Saturday, March 23, 2013

Aesthetics of Scale

After today's early tea, I came across an illuminating comparison of the two largest ocean liners of their ages, the infamous HMS Titanic and her modern counterpart, the Allure of the Seas. The image, alas for me, says most if not all: standards for size have changed. This at first might seem like progress. Surely Allure achieves commendable economies of scale which allow travelers of modest means to book passage. Too, today's sea queen boasts finer amenities and luxuries for all on board than the most posh of Titanic's rooms and decks. Look at the picture to the right, though. Isn't something amiss?

I think so: beauty. Allure of the Seas is a massive, ungainly vessel. Look how she seems to overflow from her prow and how the decks look slapped and storied atop one another. Look, below, at the carnival of bulbous, glassed-in theaters that festoon the top deck.

In contrast, observe the relative austerity of Titanic, how the top decks, protruding forward slightly, seem to cap off the prow. What dignified simplicity in the contrast of colors. Each ship is massive, but Allure looks overgrown, whereas Titanic looks consistent with itself: harmonized. Titanic impresses where Allure imposes.
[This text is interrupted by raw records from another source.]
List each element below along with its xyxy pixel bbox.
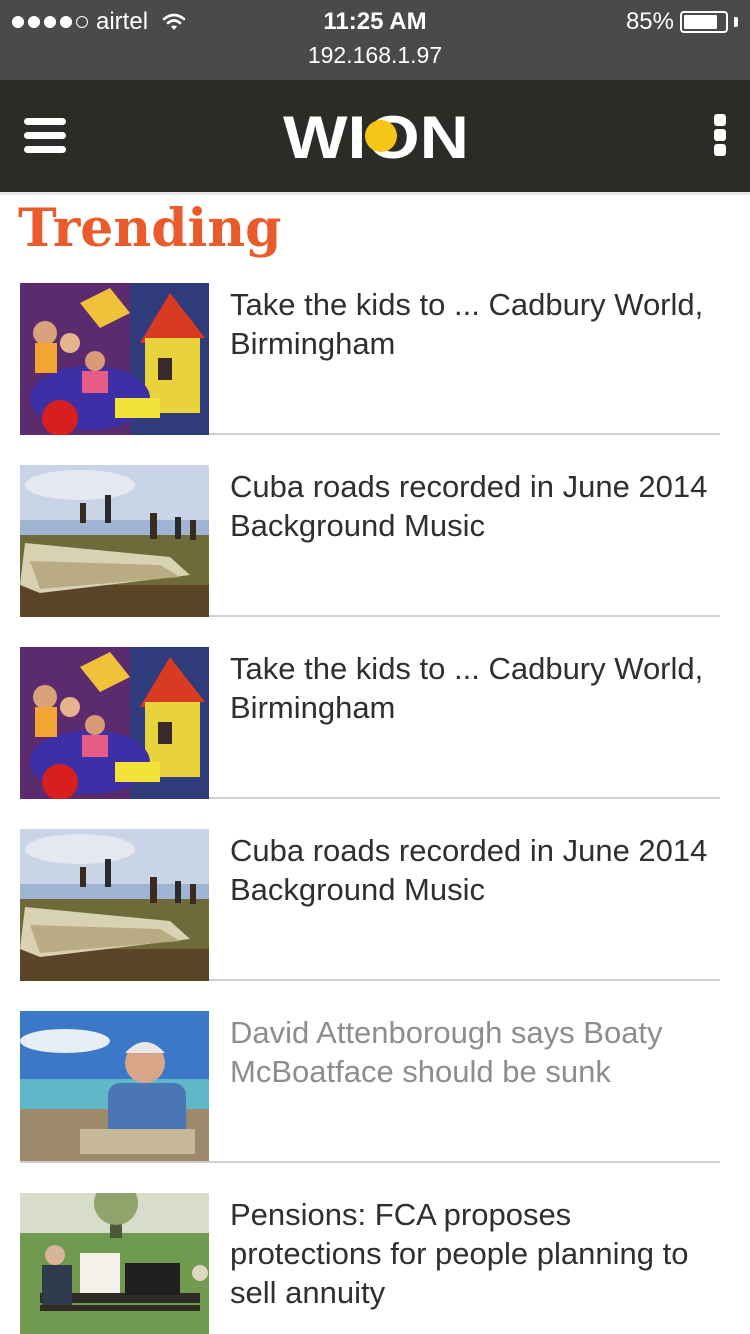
divider [209,615,720,617]
article-thumbnail[interactable] [20,829,209,981]
wion-logo[interactable]: WION [283,106,469,166]
divider [209,979,720,981]
article-thumbnail[interactable] [20,283,209,435]
article-thumbnail[interactable] [20,1193,209,1334]
list-item[interactable]: Cuba roads recorded in June 2014 Backgro… [20,465,720,647]
article-title[interactable]: David Attenborough says Boaty McBoatface… [209,1011,720,1193]
battery-icon [680,11,728,33]
list-item[interactable]: Take the kids to ... Cadbury World, Birm… [20,647,720,829]
article-thumbnail[interactable] [20,465,209,617]
article-title[interactable]: Pensions: FCA proposes protections for p… [209,1193,720,1334]
article-title[interactable]: Cuba roads recorded in June 2014 Backgro… [209,829,720,1011]
section-title: Trending [18,198,282,259]
divider [209,433,720,435]
hamburger-menu-icon[interactable] [24,118,66,154]
battery-status: 85% [626,8,738,36]
vertical-dots-icon[interactable] [714,114,728,158]
article-title[interactable]: Take the kids to ... Cadbury World, Birm… [209,647,720,829]
article-list: Take the kids to ... Cadbury World, Birm… [0,283,750,1334]
status-bar: airtel 11:25 AM 192.168.1.97 85% [0,0,750,80]
list-item[interactable]: Cuba roads recorded in June 2014 Backgro… [20,829,720,1011]
divider [20,1161,720,1163]
divider [209,797,720,799]
article-thumbnail[interactable] [20,1011,209,1163]
article-title[interactable]: Cuba roads recorded in June 2014 Backgro… [209,465,720,647]
list-item[interactable]: Take the kids to ... Cadbury World, Birm… [20,283,720,465]
list-item[interactable]: David Attenborough says Boaty McBoatface… [20,1011,720,1193]
battery-percent: 85% [625,8,674,35]
app-header: WION [0,80,750,195]
page-url[interactable]: 192.168.1.97 [0,42,750,69]
list-item[interactable]: Pensions: FCA proposes protections for p… [20,1193,720,1334]
article-title[interactable]: Take the kids to ... Cadbury World, Birm… [209,283,720,465]
article-thumbnail[interactable] [20,647,209,799]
What irony in the names, then. Titanic is a frank attempt to denote gravity and immensity, yet her design reflects an aesthetic. The name Allure is supposed to entice us, to charm us by natural appeal, and yet beauty here has been overlooked, or worse, disregarded.

Maybe the difference is of purpose. Titanic had just one, to carry passengers in luxury, whereas Allure is a floating amusement park attempting to be everything to everyone. Where Titanic achieved a noble simplicity of purpose and elegance of execution, Allure is a meretricious cash cow. Perhaps that's why, for all of their engineering feats and affordable accommodations, we take today's luxury liners for granted. They don't allure, they don't capture the imagination. They simply roll on, servicing the bourgeois as hi tech testaments to the tawdry and tasteless.